Improved sensitivity and grip and much easier to set up
Hot on the heels of the recent launch of the RXF 36 Trail fork and TTX Air shock, Ohlins introduces the RXF 36 Evo.
As the name suggest, it’s an evolution of the current RXF 36 fork rather than a wholesale redesign. It’s moved on a lot though, which is good news, because even if we ignore the recent recall regarding the air spring cartridges potentially working loose, and the earlier undersized bushing issue, we’ve always found the RXF 36 a little over-damped compared to the RockShox Lyrik and Fox 36 forks.
- Split-piston damper design – Reduces breakaway force and controls pressure build up in TTX damper
- 30% lager negative air chamber – Increases small bump sensitivity
- SKF seals – Better performance in wet conditions and improved longevity
- Polished and sized bushings – Reduced friction
- New lubrication – minimizes breakaway force and extends time between service intervals
The underlying theme then for the new RXF 36 Evo is reduced friction and increased durability. And with the chassis remaining unchanged, all of the EVO updates are backwards compatible with the current fork.
Ohlins will offer the RXF 36 Evo in 27.5in and 29in options in both air and coil sprung versions. And even with all of the improvements, the price is still £1,085.
RXF 36 Evo travel options
Air 29in: 120mm, 140mm, 150mm and 160mm
Coil 29in: 140mm, 150mm and 160mm
Air 27.5in: 140mm, 150mm, 160mm and 170mm
Coil 27.5in: 140mm, 150mm, 160mm and 170mm
It’s also sticking with its triple-chamber air-spring design, which eliminates the need for volume spacers. Yes, it’s more complicated to set-up than a self-equalizing dual air design, but it offers a much wider range of spring curve options with nothing more than a pump.
And with seven unique spring option for the RXF 36 Evo Coil you shouldn’t have any problems achieving your desired spring rate with either option.
Riding the new Ohlins RXF 36 Evo
We were lucky enough to get a couple of rides on the new Ohlins RXF 36 Evo fork before the official release. And while it wasn’t enough time for a full test, we still managed to get a good feel of all of the changes. The most obvious being, that the Evo fork has a much freer action than previously.
Out of the box the fork feels silky smooth.

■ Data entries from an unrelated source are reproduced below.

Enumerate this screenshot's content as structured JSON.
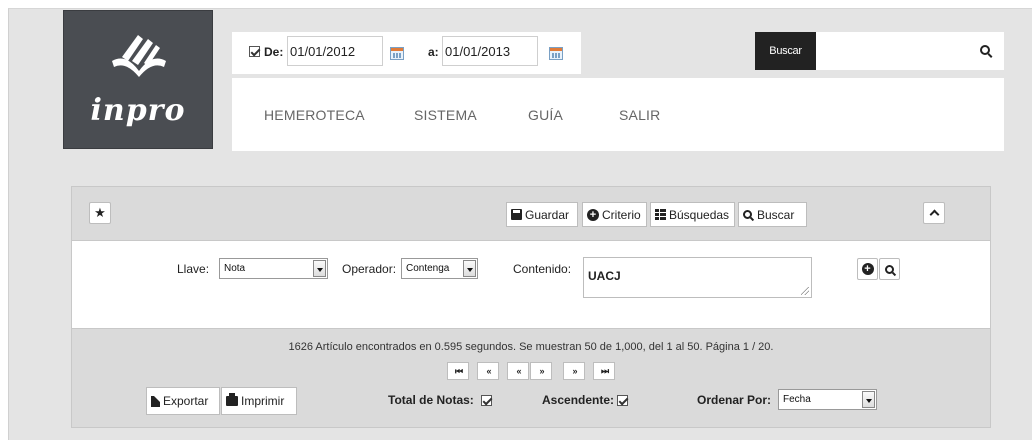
{
  "brand": {
    "name": "inpro"
  },
  "date_filter": {
    "from_label": "De:",
    "from_value": "01/01/2012",
    "to_label": "a:",
    "to_value": "01/01/2013"
  },
  "search": {
    "button_label": "Buscar",
    "placeholder": ""
  },
  "nav": {
    "items": [
      "HEMEROTECA",
      "SISTEMA",
      "GUÍA",
      "SALIR"
    ]
  },
  "toolbar": {
    "guardar": "Guardar",
    "criterio": "Criterio",
    "busquedas": "Búsquedas",
    "buscar": "Buscar"
  },
  "criteria": {
    "llave_label": "Llave:",
    "llave_value": "Nota",
    "operador_label": "Operador:",
    "operador_value": "Contenga",
    "contenido_label": "Contenido:",
    "contenido_value": "UACJ"
  },
  "results": {
    "summary": "1626 Artículo encontrados en 0.595 segundos. Se muestran 50 de 1,000, del 1 al 50. Página 1 / 20."
  },
  "pager": {
    "buttons": [
      "⏮",
      "«",
      "«",
      "»",
      "»",
      "⏭"
    ]
  },
  "footer": {
    "exportar": "Exportar",
    "imprimir": "Imprimir",
    "total_notas_label": "Total de Notas:",
    "ascendente_label": "Ascendente:",
    "ordenar_label": "Ordenar Por:",
    "ordenar_value": "Fecha"
  },
  "colors": {
    "logo_bg": "#4a4d52",
    "search_button_bg": "#222222",
    "panel_bar_bg": "#dadada",
    "page_bg": "#e4e4e4"
  },
  "icons": [
    "book-logo-icon",
    "calendar-icon",
    "search-icon",
    "star-icon",
    "save-icon",
    "plus-circle-icon",
    "grid-icon",
    "chevron-up-icon",
    "file-icon",
    "print-icon"
  ]
}
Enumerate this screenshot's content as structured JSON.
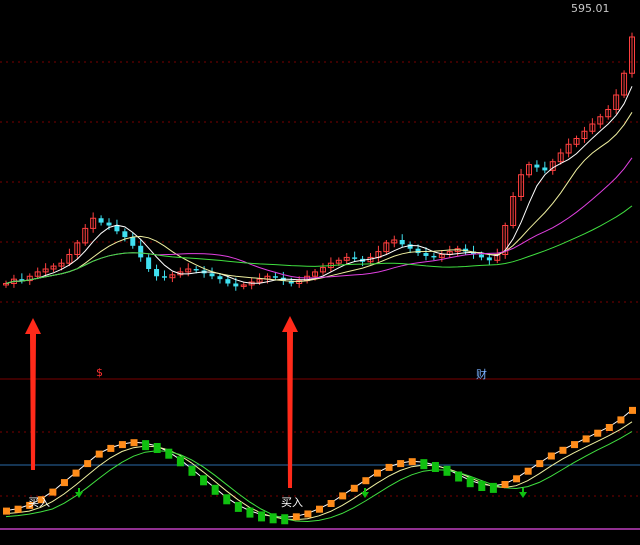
{
  "chart_data": {
    "type": "candlestick",
    "price_label": "595.01",
    "marks": {
      "dollar": "$",
      "cai": "财"
    },
    "buy_labels": [
      "买入",
      "买入"
    ],
    "colors": {
      "up": "#ff4040",
      "down": "#40e0f0",
      "ma_white": "#ffffff",
      "ma_yellow": "#f0f0a0",
      "ma_magenta": "#e040e0",
      "ma_green": "#40e040",
      "orange": "#ff8c1a",
      "green": "#10c010",
      "arrow": "#ff2a1a",
      "grid": "#7a0000",
      "hline": "#2a6aa8",
      "bottom_line": "#c040c0"
    },
    "price_closes": [
      100,
      103,
      102,
      105,
      108,
      110,
      112,
      114,
      120,
      128,
      138,
      145,
      142,
      140,
      136,
      132,
      126,
      118,
      110,
      105,
      104,
      106,
      108,
      110,
      109,
      107,
      105,
      103,
      100,
      98,
      99,
      101,
      103,
      105,
      104,
      102,
      100,
      102,
      105,
      108,
      111,
      114,
      116,
      118,
      117,
      115,
      118,
      122,
      128,
      130,
      127,
      124,
      121,
      119,
      118,
      120,
      122,
      124,
      122,
      120,
      118,
      116,
      120,
      140,
      160,
      175,
      182,
      180,
      178,
      184,
      190,
      196,
      200,
      205,
      210,
      215,
      220,
      230,
      245,
      270
    ],
    "osc_values": [
      12,
      14,
      18,
      24,
      32,
      42,
      52,
      62,
      72,
      78,
      82,
      84,
      83,
      80,
      74,
      66,
      56,
      46,
      36,
      26,
      18,
      12,
      8,
      6,
      5,
      6,
      9,
      14,
      20,
      28,
      36,
      44,
      52,
      58,
      62,
      64,
      63,
      60,
      56,
      50,
      44,
      40,
      38,
      40,
      46,
      54,
      62,
      70,
      76,
      82,
      88,
      94,
      100,
      108,
      118
    ]
  }
}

And while the obvious advantage of the reduced friction is improved sensitivity and grip, especially on small bumps, it also makes the triple-chamber air-spring much easier to set up, simply because there are fewer compounding factors.
With the latest EVO design the fork still sits up nicely in its travel thanks to ample support from the air-spring, but the changes in the damper design, reduced friction levels and increased negative spring volume make the transition to the mid-stroke much smoother than before.

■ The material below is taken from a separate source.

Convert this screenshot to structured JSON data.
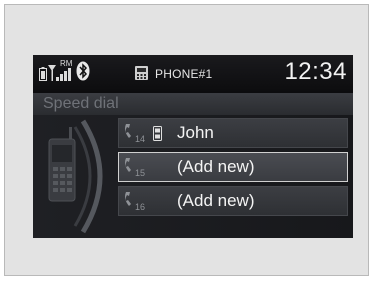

So much so, that we had to add some compression and rebound damping to help stabilise the fork on bigger hits. It still has that high-speed rebound catch though, which will probably make the return rate of the fork too slow for lighter riders running lower pressures. For everyone else though, you can finally tap into all the adjustments on the TTX damper.

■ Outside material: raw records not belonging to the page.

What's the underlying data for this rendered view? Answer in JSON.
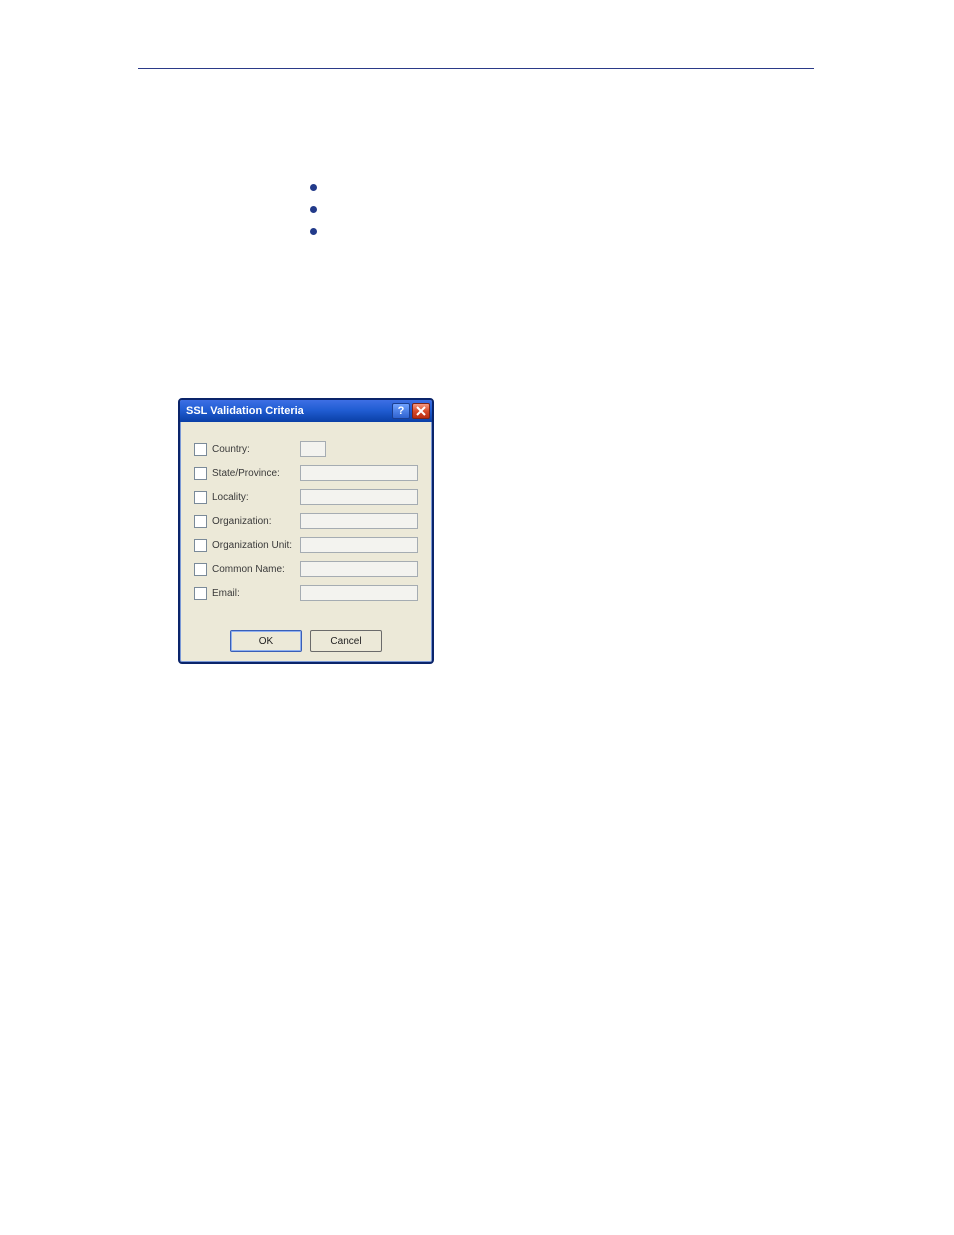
{
  "dialog": {
    "title": "SSL Validation Criteria",
    "fields": [
      {
        "label": "Country:"
      },
      {
        "label": "State/Province:"
      },
      {
        "label": "Locality:"
      },
      {
        "label": "Organization:"
      },
      {
        "label": "Organization Unit:"
      },
      {
        "label": "Common Name:"
      },
      {
        "label": "Email:"
      }
    ],
    "buttons": {
      "ok": "OK",
      "cancel": "Cancel"
    },
    "help_glyph": "?"
  }
}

It may be too little, too late for the Ohlins RXF 36 Evo though. With limited tyre clearance and only one offset option for each wheel size the Evo chassis is showing its age. And given that new RFX 36 Trail has improved tyre clearance, a new crown with multiple offset options, gets the latest generation 18mm TTX damper cartridge and it only costs £85 more than the RXF 36 Evo, we know which one we’d go for.